I’m not the best or the fastest runner. By the tenth kilometre, I don’t look pretty or carefree like my classmates did in high school. Some days I hate every single step, and I feel just as unathletic as I did growing up.

But I don’t let myself turn around and go home anymore. I was terrified to restart with outdoor running, but I’ve fallen in love with it. Instead of staring at a clock, I can enjoy the world around me, watching as winter turns to spring, and spring to summer.  

Mostly, I spend my runs thinking. Running is an unusually quiet sport—there are no yelling teammates or balls to hit. When your body’s on autopilot, all there is to do is think.

Mostly, I spend my runs thinking […] When your body’s on autopilot, all there is to do is think.

Once, I was terrified of that. Anxiety makes your thoughts something you want to run from, not towards. It used to be that the longer I was in my own head, the more I’d spiral. Sometimes it’s still like that—I’m never going to outrun how much I overthink. Even with music blasting in my ears, my thoughts are louder.
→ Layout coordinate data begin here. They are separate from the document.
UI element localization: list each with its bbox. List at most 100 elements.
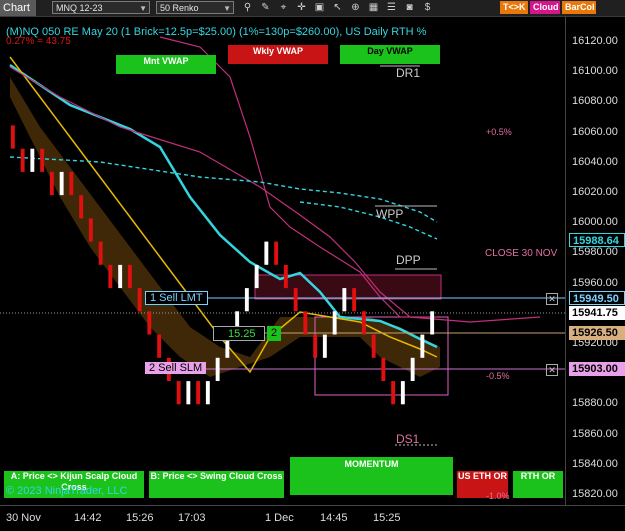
close-icon[interactable]: ✕ bbox=[546, 364, 558, 376]
price-tick: 16100.00 bbox=[572, 65, 618, 78]
price-tick: 15840.00 bbox=[572, 457, 618, 470]
day-vwap-button[interactable]: Day VWAP bbox=[340, 45, 440, 64]
price-axis[interactable]: 16120.00 16100.00 16080.00 16060.00 16040.00… bbox=[565, 17, 625, 505]
renko-brick-down bbox=[176, 381, 181, 405]
renko-brick-down bbox=[147, 311, 152, 335]
tk-button[interactable]: T<>K bbox=[500, 1, 528, 14]
renko-brick-down bbox=[283, 264, 288, 289]
renko-brick-down bbox=[49, 171, 54, 196]
renko-brick-up bbox=[342, 288, 347, 312]
renko-brick-down bbox=[313, 334, 318, 358]
price-tick: 16000.00 bbox=[572, 216, 618, 229]
wkly-vwap-button[interactable]: Wkly VWAP bbox=[228, 45, 328, 64]
renko-brick-up bbox=[322, 334, 327, 358]
barcol-button[interactable]: BarCol bbox=[562, 1, 596, 14]
chart-tab[interactable]: Chart bbox=[0, 0, 36, 16]
mnt-vwap-button[interactable]: Mnt VWAP bbox=[116, 55, 216, 74]
renko-brick-up bbox=[244, 288, 249, 312]
cloud-button[interactable]: Cloud bbox=[530, 1, 560, 14]
bar-type-selector[interactable]: 50 Renko ▼ bbox=[156, 1, 234, 14]
close-icon[interactable]: ✕ bbox=[546, 293, 558, 305]
renko-brick-down bbox=[127, 264, 132, 289]
time-tick: 15:26 bbox=[126, 512, 154, 524]
dollar-icon[interactable]: $ bbox=[420, 1, 435, 14]
renko-brick-down bbox=[108, 264, 113, 289]
price-tick: 16020.00 bbox=[572, 186, 618, 198]
grid-icon[interactable]: ▦ bbox=[366, 1, 381, 14]
renko-brick-down bbox=[352, 288, 357, 312]
price-tick: 15880.00 bbox=[572, 397, 618, 410]
time-axis: 30 Nov 14:42 15:26 17:03 1 Dec 14:45 15:… bbox=[0, 505, 625, 531]
dpp-label: DPP bbox=[396, 253, 421, 267]
renko-brick-down bbox=[157, 334, 162, 358]
renko-brick-down bbox=[40, 148, 45, 172]
minus-pct-label: -0.5% bbox=[486, 371, 510, 381]
price-tag-tan: 15926.50 bbox=[569, 326, 625, 340]
time-tick: 17:03 bbox=[178, 512, 206, 524]
order-qty-value[interactable]: 15.25 bbox=[213, 326, 265, 341]
price-tick: 15820.00 bbox=[572, 488, 618, 500]
swing-cross-button[interactable]: B: Price <> Swing Cloud Cross bbox=[149, 471, 284, 498]
price-tick: 15980.00 bbox=[572, 246, 618, 259]
wpp-label: WPP bbox=[376, 207, 404, 221]
dr1-label: DR1 bbox=[396, 66, 421, 80]
momentum-button[interactable]: MOMENTUM bbox=[290, 457, 453, 495]
magnifier-icon[interactable]: ⚲ bbox=[240, 1, 255, 14]
renko-brick-down bbox=[303, 311, 308, 335]
renko-brick-down bbox=[371, 334, 376, 358]
chevron-down-icon: ▼ bbox=[139, 4, 147, 13]
plus-icon[interactable]: ✛ bbox=[294, 1, 309, 14]
layers-icon[interactable]: ☰ bbox=[384, 1, 399, 14]
instrument-selector[interactable]: MNQ 12-23 ▼ bbox=[52, 1, 150, 14]
price-tick: 15960.00 bbox=[572, 276, 618, 289]
renko-brick-down bbox=[196, 381, 201, 405]
renko-brick-up bbox=[410, 357, 415, 381]
time-tick: 14:45 bbox=[320, 512, 348, 524]
time-tick: 30 Nov bbox=[6, 512, 41, 524]
arrow-icon[interactable]: ↖ bbox=[330, 1, 345, 14]
time-tick: 14:42 bbox=[74, 512, 102, 524]
link-icon[interactable]: ⊕ bbox=[348, 1, 363, 14]
price-tag-sell-slm: 15903.00 bbox=[569, 362, 625, 376]
time-tick: 1 Dec bbox=[265, 512, 294, 524]
price-tick: 16080.00 bbox=[572, 95, 618, 108]
ds1-label: DS1 bbox=[396, 432, 420, 446]
renko-brick-up bbox=[30, 148, 35, 172]
renko-brick-up bbox=[400, 381, 405, 405]
sell-slm-order[interactable]: 2 Sell SLM bbox=[145, 362, 207, 374]
copyright: © 2023 NinjaTrader, LLC bbox=[6, 485, 128, 497]
renko-brick-up bbox=[430, 311, 435, 335]
price-chart-svg bbox=[0, 36, 565, 446]
renko-brick-up bbox=[264, 241, 269, 265]
dashed-average-2 bbox=[299, 201, 438, 240]
renko-brick-up bbox=[186, 381, 191, 405]
renko-brick-down bbox=[293, 288, 298, 312]
renko-brick-down bbox=[10, 125, 15, 149]
renko-brick-up bbox=[332, 311, 337, 335]
rth-or-button[interactable]: RTH OR bbox=[513, 471, 563, 498]
renko-brick-up bbox=[254, 264, 259, 289]
price-tick: 16120.00 bbox=[572, 35, 618, 47]
chevron-down-icon: ▼ bbox=[223, 4, 231, 13]
renko-brick-up bbox=[59, 171, 64, 196]
renko-brick-down bbox=[20, 148, 25, 172]
pencil-icon[interactable]: ✎ bbox=[258, 1, 273, 14]
minus-1pct-label: -1.0% bbox=[486, 491, 510, 501]
price-tag-sell-lmt: 15949.50 bbox=[569, 291, 625, 305]
renko-brick-down bbox=[69, 171, 74, 196]
price-tag-last: 15941.75 bbox=[569, 306, 625, 320]
sell-lmt-order[interactable]: 1 Sell LMT bbox=[145, 291, 208, 305]
lock-icon[interactable]: ▣ bbox=[312, 1, 327, 14]
plus-pct-label: +0.5% bbox=[486, 127, 512, 137]
chart-plot-area[interactable]: (M)NQ 050 RE May 20 (1 Brick=12.5p=$25.0… bbox=[0, 17, 565, 505]
renko-brick-up bbox=[205, 381, 210, 405]
renko-brick-down bbox=[137, 288, 142, 312]
order-qty-count[interactable]: 2 bbox=[267, 326, 281, 341]
price-tag-cyan: 15988.64 bbox=[569, 233, 625, 247]
renko-brick-up bbox=[215, 357, 220, 381]
crosshair-icon[interactable]: ⌖ bbox=[276, 1, 291, 14]
renko-brick-down bbox=[381, 357, 386, 381]
renko-brick-down bbox=[79, 195, 84, 219]
bar-type-value: 50 Renko bbox=[160, 3, 199, 13]
camera-icon[interactable]: ◙ bbox=[402, 1, 417, 14]
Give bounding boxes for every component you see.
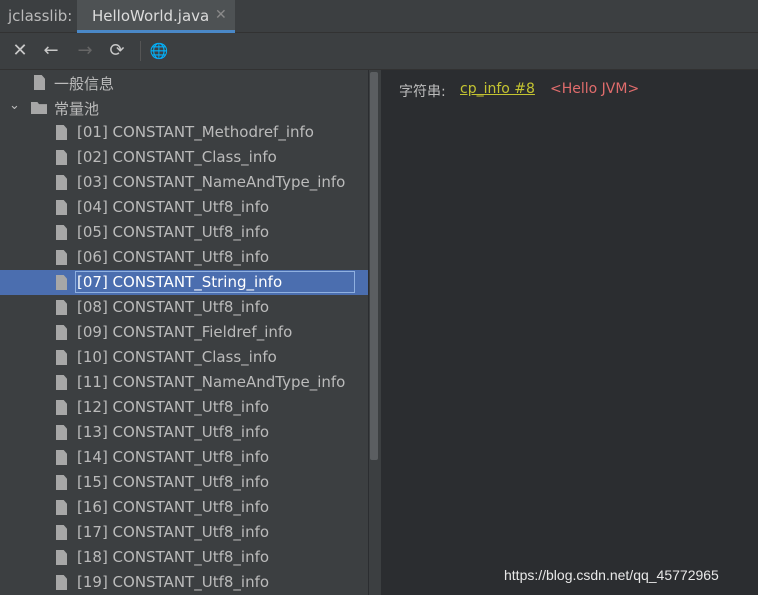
tree-item-constant-pool[interactable]: ⌄ 常量池 xyxy=(0,95,368,120)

But if I drew a thought map for a therapist now, it’d have pathways anyone could follow. I think about family, friends, and what I’m having for dinner. I try not to think about how many kilometres I have left.

More than anything else, I think about the anxious kid I used to be, and how proud she would be now. I laugh at how, if she saw me, she’d think I’m cool and popular and at ease—traits I associated with athleticism when I was younger—when I’m really just taking one step at a time. Left foot, right foot, a little longer than I think I can, a little farther than yesterday. Turns out, despite years of stress about running, it’s just like anxiety: it takes practice and patience. And all you can do is put one foot in front of the other.